What direction is your company looking to take at this time?
We had the good fortune of being picked up by Marriott—I’m global President of AC by Marriott—and more than fifty Marriott hotels join every month, and in many of these months they are accompanied by five AC hotels, so it’s safe to say our sights are set on the whole world. In our case, we’ve done Spain: we are still growing here but it’s not our prime target. At this moment in time, Asia is our priority and our development teams are already working on the Asian region.
What has changed since the advent of ICTs?
When the Internet arrived, I thought it was going to be fantastic because there would be no more brokers and everyone would enter into direct contact online. I was dead right! But, today, for every hundred brokers that existed in the past there are three hundred now, between traditional agents and all the modern ones. This is all the better for customers because they can access much more information. The Spanish tourism sector is the cheapest in the world, although Madrid is a bit of a disaster when it comes to prices and we are making a mistake there. In urban tourism, we believe that prices should be increased because the crisis has made everyone too nervous. Customers can pay more, and it is a mistake to go after customers with a very low budget.
Do we need to push experiential tourism as opposed to solely low-cost trade?
Customers are increasingly demanding, and Spain needs to specialize more. Nevertheless, there is a type of customer who comes to Spain who we would be better off giving five euros to at the airport and sending to another country, given the prices we offer. It is all about price/quality and price/occupancy ratios. Well, in Spain it is exactly the same: it’s about price/occupancy. At this moment in time, the tourism sector is making money and has the chance to refurbish hotels and make them more competitive, pushing prices up, because the season is very short. We have to focus on higher quality tourism. It’s not so much about doing luxury tourism, which is not very loyal. What this country needs is to raise the bar a little toward the mid-range in the case of the sixty-five million tourists that we already have.

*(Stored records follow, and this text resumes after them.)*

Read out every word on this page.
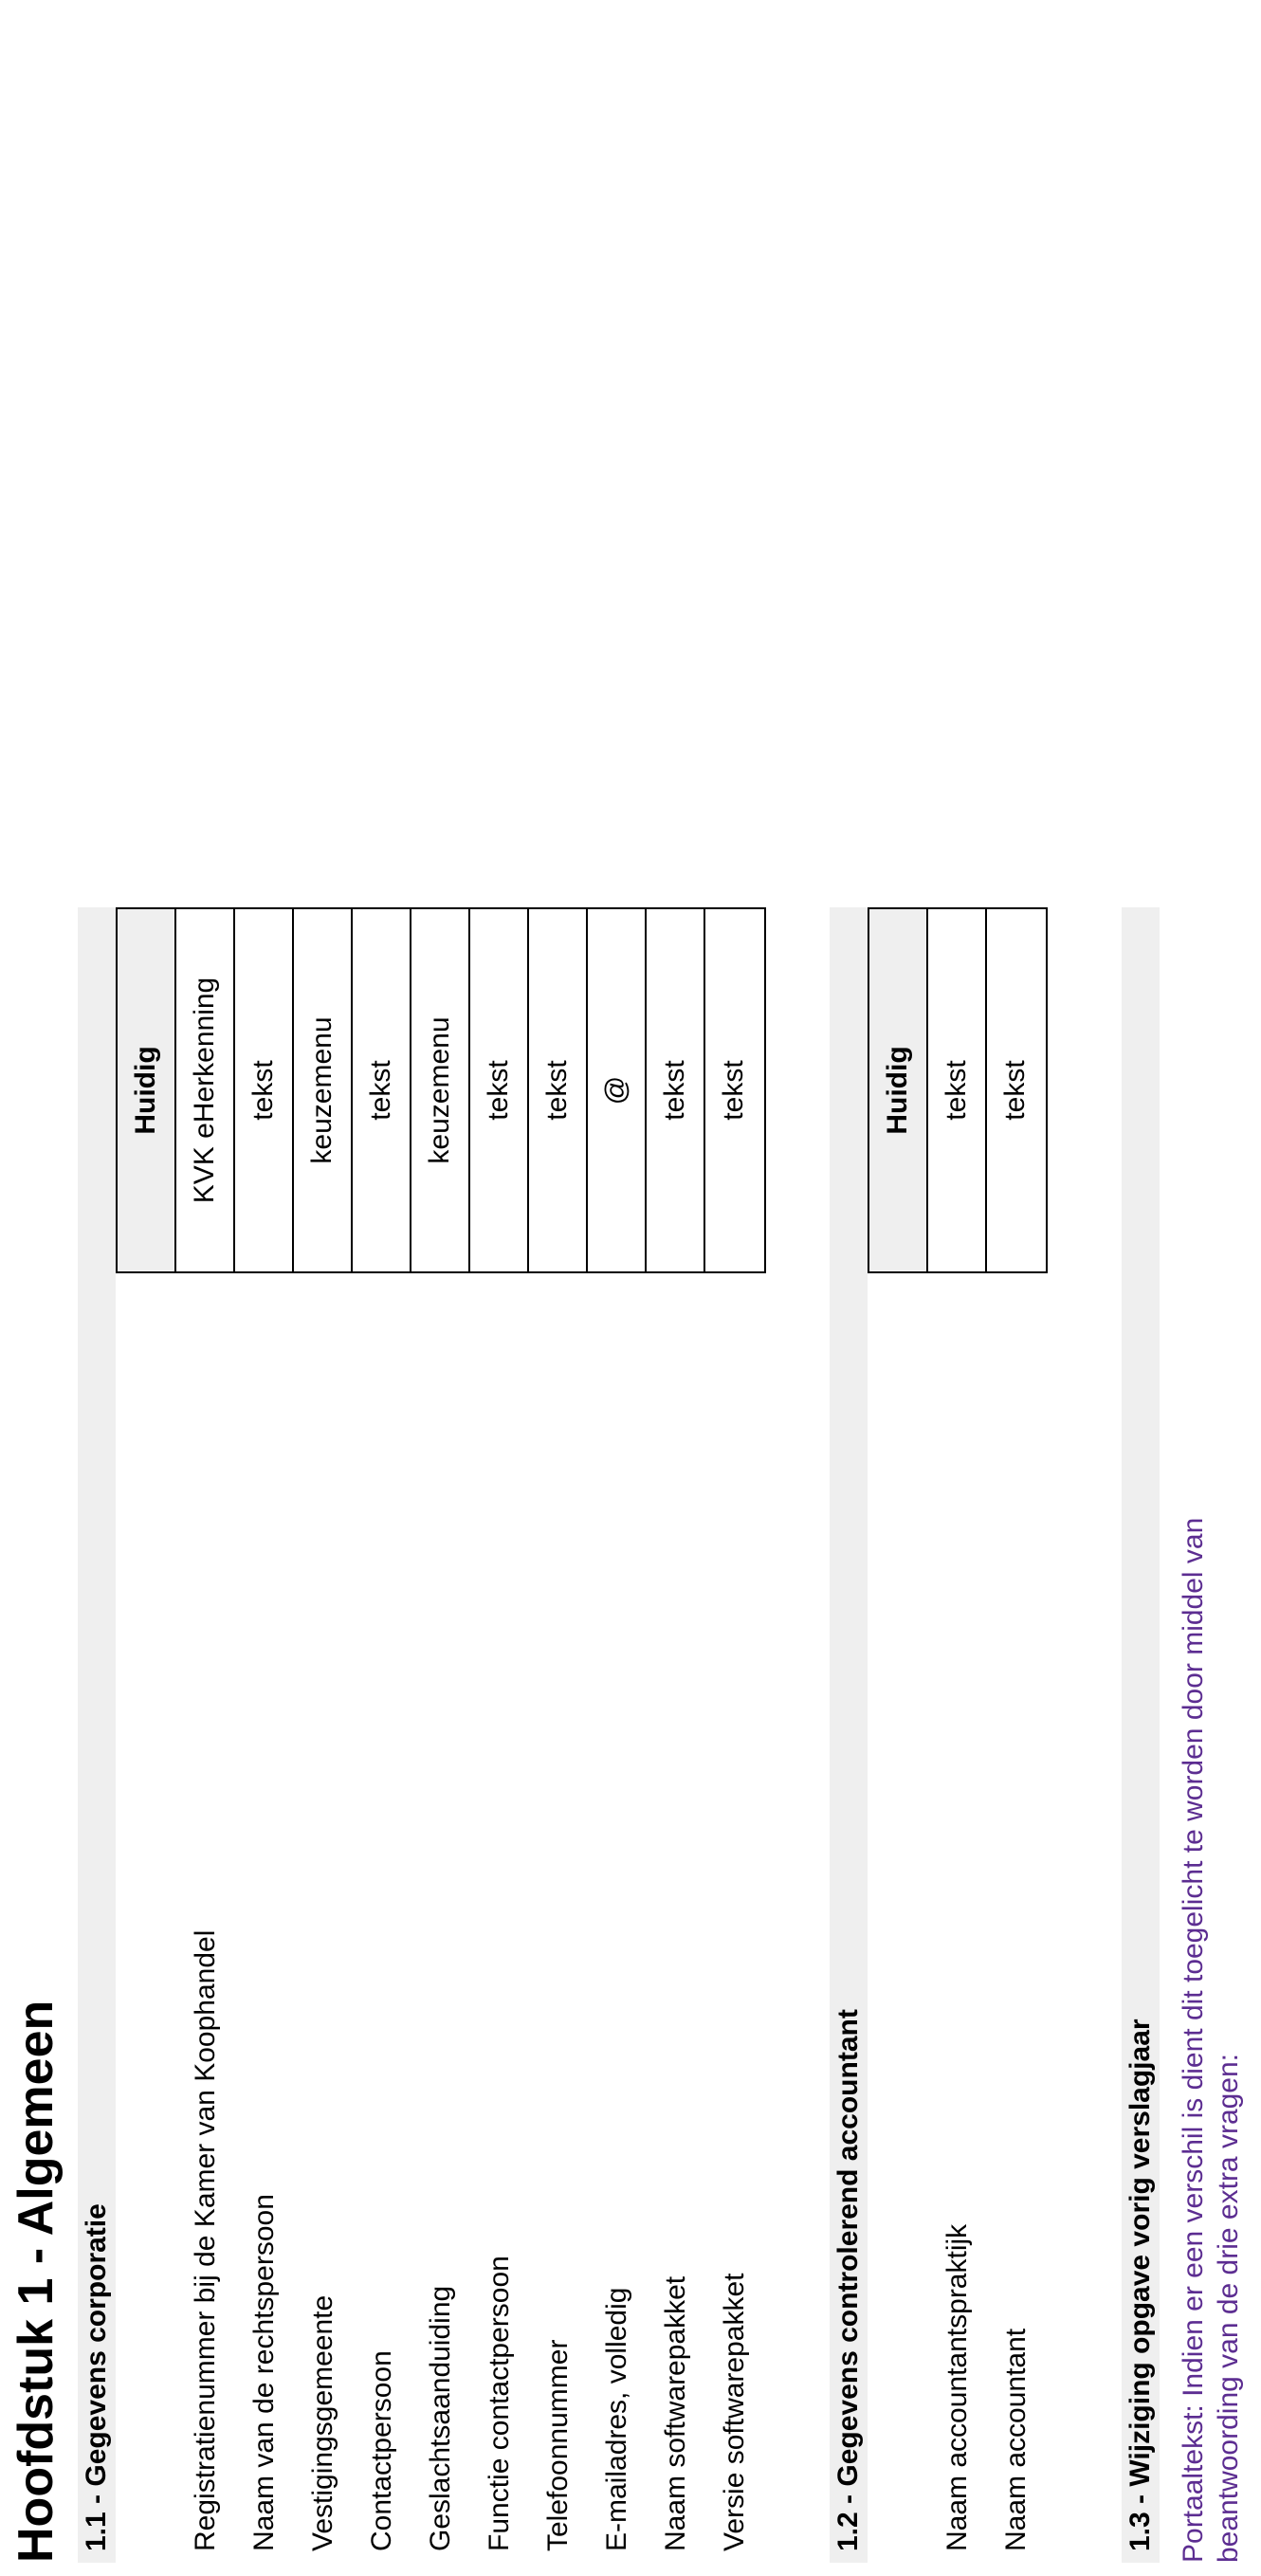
Hoofdstuk 1 - Algemeen 1.1 - Gegevens corporatie	Registratienummer bij de Kamer van Koophandel Naam van de rechtspersoon Vestigingsgemeente Contactpersoon Geslachtsaanduiding Functie contactpersoon Telefoonnummer E-mailadres, volledig Naam softwarepakket Versie softwarepakket
Huidig KVK eHerkenning tekst keuzemenu tekst keuzemenu tekst tekst @ tekst tekst
1.2 - Gegevens controlerend accountant	Naam accountantspraktijk Naam accountant
Huidig tekst tekst
1.3 - Wijziging opgave vorig verslagjaar Portaaltekst: Indien er een verschil is dient dit toegelicht te worden door middel van beantwoording van de drie extra vragen:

Is tourism the sector with a smile?
Our customers are king, and our core business doesn’t depend just on the manager but on 100 percent of our staff. We never have problems with our managers, with our reception managers or receptionists; the people who have to be happy are our waiters, chambermaids, etc. That’s where our techniques come in. At AC everyone is on a permanent contract. We don’t have temporary contracts and we are not in favor of outsourcing.